Rita Hayworth em Gilda, o filme Noir de 1946 que a tornou imortal

“Gilda, você é decente? ” Com aquela batida em uma porta de boudoir e um arremesso de cabelo vermelho, Rita Hayworth entrou para a história do cinema. O noir fumegante de Charles Vidor lançou-a em frente a Glenn Ford num triângulo amor-ódio ambientado num cassino de Buenos Aires, e ninguém que o viu nunca a esqueceu.

Este momento vem do número “Coloque a culpa na Mame”, com o vestido preto sem alças de cetim Jean Louis desenhado após a Madame X de John Singer Sargent.
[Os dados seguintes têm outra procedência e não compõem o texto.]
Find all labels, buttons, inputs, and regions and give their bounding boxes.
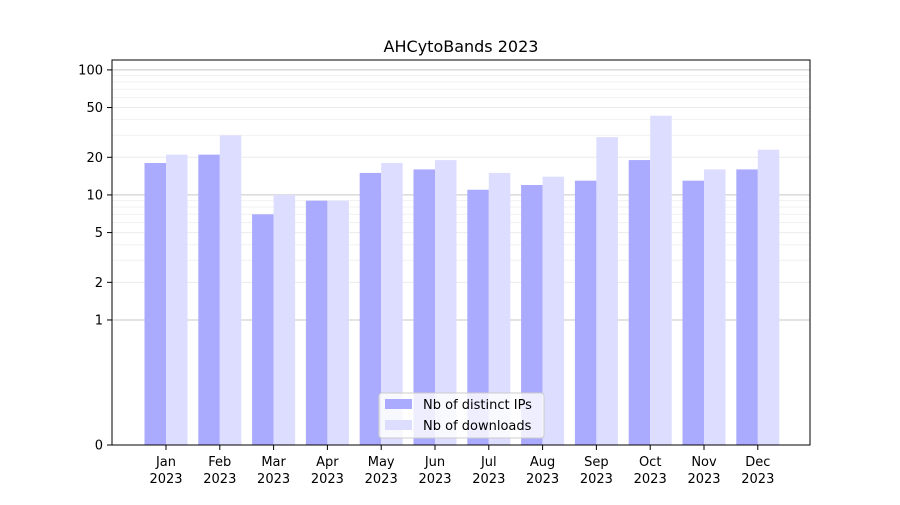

O vestido era uma maravilha da engenharia, construído sobre um arnês escondido, então ficou colocado em cada passo da coreografia de Jack Cole, e definiu tendências de moda por uma década. A voz sensual de canto pertenceu a Anita Ellis, que dublou os vocais, embora a performance, a inteligência e o fogo fossem todos Rita.

Hayworth levou o papel com ela para o resto de sua vida, com todas as suas bênçãos e fardos. Ela observou famosamente que todos os homens que conhecia se apaixonaram por Gilda e acordaram com ela. Em 2013 a Biblioteca do Congresso selecionou o filme para o National Film Registry, preservando-o como um tesouro nacional. Quase oitenta anos depois, o arremesso de cabelo ainda pára corações.